CINÉMAFestival de Cannes

CANNES 2019 – « Les héros ne meurent jamais », mémoire vive

© Les Films du Worso

SEMAINE DE LA CRITIQUE – Pour son premier long métrage la réalisatrice Aude Léa Rapin nous offre une mise en abîme cinématographique déjantée et bouleversante.

Joachim croit qu’il est la réincarnation d’un soldat bosniaque nommé Zoran, mort à Sarajevo le 21 août 1983. C’est du moins la prophétie que lui énonce dans la rue un mystérieux inconnu, bouleversant à tout jamais son existence. Sa meilleure amie Alice, reporter spécialiste des massacres de Sarajevo, le croit sur parole, ensemble ils montent alors une drôle d’équipe de tournage et partent à Bratunac sur les traces de la vie antérieure de Joachim. Dés le premier plan de son film Aude Léa Rapin nous parle de cinéma, avec cette ouverture où une Adèle Haenel, présente seulement par la voix, se substitue temporairement à la réalisatrice pour filmer Joachim qui nous raconte sa délirante vie de soldat bosniaque.

Les Héros ne meurent jamais est une comédie qui s’inscrit dans la veine de celles de Justine Triet ou Antonin Peretjatko, qui ont su apporter un nouveau souffle à la comédie française. La direction brillante d’Aude Léa Rapin donne à chacun toute la latitude d’exprimer son potentiel comique, Jonathan Couzinié est profondément touchant dans ce rôle d’illuminé en quête d’identité, Adèle Haenel fait merveille en meilleure amie faussement bourrue et Antonia Buresi complète ce duo avec une innocence rafraîchissante. Toute la charge comique résidant dans cette manière d’assumer l’absurde comme un moteur constant de l’action. À chaque personne rencontré.e.s à Bratunac, Joachim tente d’expliquer sa quête entraînant le.a spectateur.trice dans des situations toutes plus rocambolesques les unes que les autres. Comme lorsque le joyeux quatuor (le cadreur Paul restera toujours invisible au spectateur, comme un double diégétique de la réalisatrice) fait irruption dans un bar portant le nom de “Zoran”, croyant être arrivé à destination. Le tenancier explique alors à Joachim qu’un homme sur dix en Bosnie s’appel Zoran, et que sa quête s’annonce donc plus compliqué qu’il ne l’avait naïvement prévu.

© Le Pacte

Le.a spectateur.trice retrouve dans ces cafouillages de tournages perpétuels qui nous rappellent les films de famille mal cadrés, d’où surgissent parfois des scènes anodines, une émotion qu’on attendait pas. On comprend très vite que la quête du film est infiniment plus profonde que de prouver que Joachim et Zoran sont une même personne. Ce dernier est atteint d’une maladie incurable et s’apprête à entrer dans l’âge de sa dégénérescence. L’urgence d’Alice à filmer son meilleur ami donne alors aux images une toute autre force. Le film renoue alors avec cette fonction liminaire et mémorielle du cinéma et des archives de familles, celle d’être la mémoire vive de ceux qui disparaîtront.

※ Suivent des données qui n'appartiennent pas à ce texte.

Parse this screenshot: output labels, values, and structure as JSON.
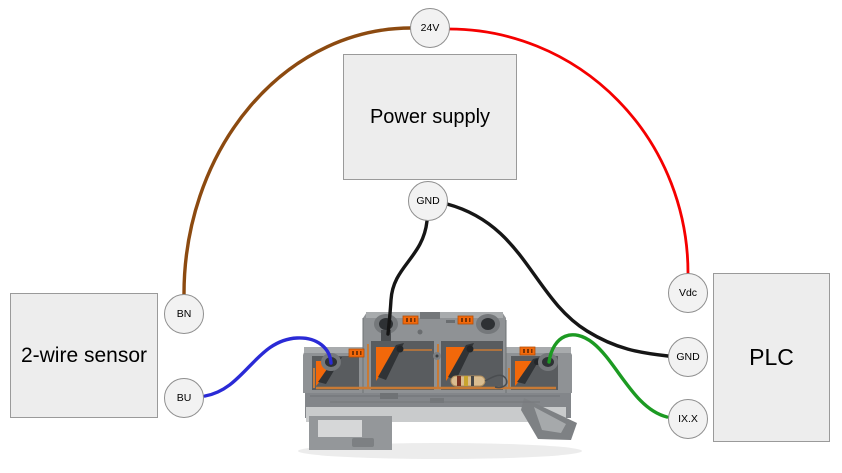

Aude Léa Rapin filme avec beaucoup de pudeur cette Bosnie blessée dont les cicatrices de la guerre ont marqué la pierre et les êtres, et nous offre, entre ses embardées comiques, de véritable moments de grâce. Le voyage de Joachim s’achève ainsi dans les bras de celle qu’il croit être la femme de Zoran, une vieille apicultrice aveugle que le trio débusque dans la campagne bosniaque. Terrorisé le jeune homme demande innocemment à sa meilleure amie comment faire pour expliquer à la vieille dame qu’il est son époux sans la brusquer. Alice donne alors à Joachim ses directives de mise en scène, derrière lesquelles se dessinent son amour indéfectible pour lui et sa hantise de ne jamais pouvoir vivre ce que s’apprête à revivre la veuve de Zoran : le temps d’un retour, la possibilité de dire tout ce qu’on a pas dit à ceux qui nous ont quitté.